Renzo Piano designs symbolic table for World Trade Center
Italian brand Riva 1920's Earth Table features a bent iron base designed by Renzo Piano to symbolise the Twin Towers wreckage (+ slideshow).
Destined for the World Trade Center site, the table has iron legs that are intended to reference the tangle of reinforcing bars left behind in the rubble of the collapsed Twin Towers.
Above the base sits a circular top, formed from pieces of Kauri wood, which is sourced from ancient trees preserved in New Zealand swamps. The pieces are suspended in clear resin and designed to resemble a world map.
Piano originally designed the twisted base for Riva 1920's Ground Zero...Ground Heroes collection of five tables. The furniture was auctioned to raise money for the children of Italian-American firemen who lost their lives during the attack.
"The table is quintessentially a symbol of conviviality, sharing, exchange, aggregation, meeting around a central theme that is the food, which is a universal need," said the brand.

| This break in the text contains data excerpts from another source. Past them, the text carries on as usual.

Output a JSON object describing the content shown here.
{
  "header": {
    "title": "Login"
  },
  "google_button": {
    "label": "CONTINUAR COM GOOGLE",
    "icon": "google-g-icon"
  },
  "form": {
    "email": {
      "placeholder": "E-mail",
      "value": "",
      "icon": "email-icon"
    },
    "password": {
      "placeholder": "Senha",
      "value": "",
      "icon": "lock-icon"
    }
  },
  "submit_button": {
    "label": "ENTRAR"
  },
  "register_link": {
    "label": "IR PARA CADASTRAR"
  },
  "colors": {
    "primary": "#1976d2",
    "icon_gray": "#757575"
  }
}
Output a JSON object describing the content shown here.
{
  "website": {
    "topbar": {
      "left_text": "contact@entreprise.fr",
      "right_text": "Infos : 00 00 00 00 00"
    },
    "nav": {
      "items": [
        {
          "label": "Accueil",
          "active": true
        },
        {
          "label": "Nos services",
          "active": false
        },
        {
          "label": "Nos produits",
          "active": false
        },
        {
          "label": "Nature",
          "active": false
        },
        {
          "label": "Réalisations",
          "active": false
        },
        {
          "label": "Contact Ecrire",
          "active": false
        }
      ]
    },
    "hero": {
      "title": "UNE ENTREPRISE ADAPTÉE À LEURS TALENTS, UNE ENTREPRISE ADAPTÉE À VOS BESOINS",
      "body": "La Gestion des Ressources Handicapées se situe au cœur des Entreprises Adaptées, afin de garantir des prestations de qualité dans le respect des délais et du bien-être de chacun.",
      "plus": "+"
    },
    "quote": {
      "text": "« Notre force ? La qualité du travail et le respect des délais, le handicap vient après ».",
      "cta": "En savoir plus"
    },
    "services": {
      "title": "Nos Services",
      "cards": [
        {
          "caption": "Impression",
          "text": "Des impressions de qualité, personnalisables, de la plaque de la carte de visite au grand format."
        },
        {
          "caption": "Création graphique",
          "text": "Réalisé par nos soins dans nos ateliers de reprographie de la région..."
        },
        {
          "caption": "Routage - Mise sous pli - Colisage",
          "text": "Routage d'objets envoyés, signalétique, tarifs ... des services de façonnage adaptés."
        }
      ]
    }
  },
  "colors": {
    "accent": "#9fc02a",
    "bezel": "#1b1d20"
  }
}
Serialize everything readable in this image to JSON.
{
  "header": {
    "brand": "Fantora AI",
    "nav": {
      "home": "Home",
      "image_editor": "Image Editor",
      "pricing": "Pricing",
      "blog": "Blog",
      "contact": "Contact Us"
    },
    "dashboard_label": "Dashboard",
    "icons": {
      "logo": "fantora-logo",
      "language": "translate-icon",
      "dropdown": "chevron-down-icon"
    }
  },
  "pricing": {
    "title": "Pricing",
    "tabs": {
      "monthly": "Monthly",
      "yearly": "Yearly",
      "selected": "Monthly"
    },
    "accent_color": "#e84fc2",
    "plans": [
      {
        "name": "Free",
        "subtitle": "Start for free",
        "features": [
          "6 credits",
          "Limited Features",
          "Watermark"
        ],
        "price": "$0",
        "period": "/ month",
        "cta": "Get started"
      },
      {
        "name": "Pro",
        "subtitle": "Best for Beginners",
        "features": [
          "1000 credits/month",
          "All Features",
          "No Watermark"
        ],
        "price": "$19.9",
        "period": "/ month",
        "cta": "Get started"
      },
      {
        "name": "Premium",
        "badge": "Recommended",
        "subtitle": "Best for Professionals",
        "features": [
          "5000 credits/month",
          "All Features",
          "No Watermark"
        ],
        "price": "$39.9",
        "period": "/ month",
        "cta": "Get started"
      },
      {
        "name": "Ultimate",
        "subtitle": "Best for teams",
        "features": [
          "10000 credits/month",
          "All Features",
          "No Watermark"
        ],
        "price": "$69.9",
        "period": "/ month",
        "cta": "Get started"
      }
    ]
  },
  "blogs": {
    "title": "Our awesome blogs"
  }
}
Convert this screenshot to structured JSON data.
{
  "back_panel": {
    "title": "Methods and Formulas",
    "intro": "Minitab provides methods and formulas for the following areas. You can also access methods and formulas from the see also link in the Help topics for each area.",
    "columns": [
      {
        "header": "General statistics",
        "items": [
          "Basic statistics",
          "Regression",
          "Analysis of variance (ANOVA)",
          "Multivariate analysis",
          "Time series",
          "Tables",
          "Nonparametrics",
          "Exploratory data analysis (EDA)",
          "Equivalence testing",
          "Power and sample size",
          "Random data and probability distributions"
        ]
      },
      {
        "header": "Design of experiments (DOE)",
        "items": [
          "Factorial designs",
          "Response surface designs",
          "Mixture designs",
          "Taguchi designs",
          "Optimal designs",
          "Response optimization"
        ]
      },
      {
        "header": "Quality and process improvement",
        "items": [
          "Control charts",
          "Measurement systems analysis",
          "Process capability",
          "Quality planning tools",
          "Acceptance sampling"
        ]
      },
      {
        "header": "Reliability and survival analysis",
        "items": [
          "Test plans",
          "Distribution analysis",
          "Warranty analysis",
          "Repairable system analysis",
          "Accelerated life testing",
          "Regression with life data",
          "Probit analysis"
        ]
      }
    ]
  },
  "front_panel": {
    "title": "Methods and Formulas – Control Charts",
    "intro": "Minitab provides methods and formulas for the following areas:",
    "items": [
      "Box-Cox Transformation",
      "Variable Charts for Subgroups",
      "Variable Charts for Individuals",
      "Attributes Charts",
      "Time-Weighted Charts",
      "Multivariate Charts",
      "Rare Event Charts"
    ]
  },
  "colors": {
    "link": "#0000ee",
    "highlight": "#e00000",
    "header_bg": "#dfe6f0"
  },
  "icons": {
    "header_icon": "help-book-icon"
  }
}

The Earth Table will be installed in the entrance to food store Eataly Downtown New York, which launched as part of the reopening of the Westfield World Trade Center mall this week.
"The concept behind the design idea is inspired by the theme of peace and unity of the peoples where there are no prejudices, differences of class or race," added the brand.
"The table becomes a silent witness so that the horror is not forgotten and an exemplary manifestation of the ability to express emotions through symbolic details."
The mall inhabits Santiago Calatrava's World Trade Center transportation hub. It partially opened at the start of 2016 and occupies the eastern edge of the World Trade Center site.
The complex features an elliptical winged pavilion, named the Oculus, which serves as a main concourse, and includes two levels of retail space. An operable skylight stretches along the structure's curved roof, and will be opened on 11 September each year.
The hub has drawn a mixed reception, praised for its striking appearance by architecture critic Justin Davidson but described as a "symbol of excess" by the New York Port Authority's executive director Patrick Foye.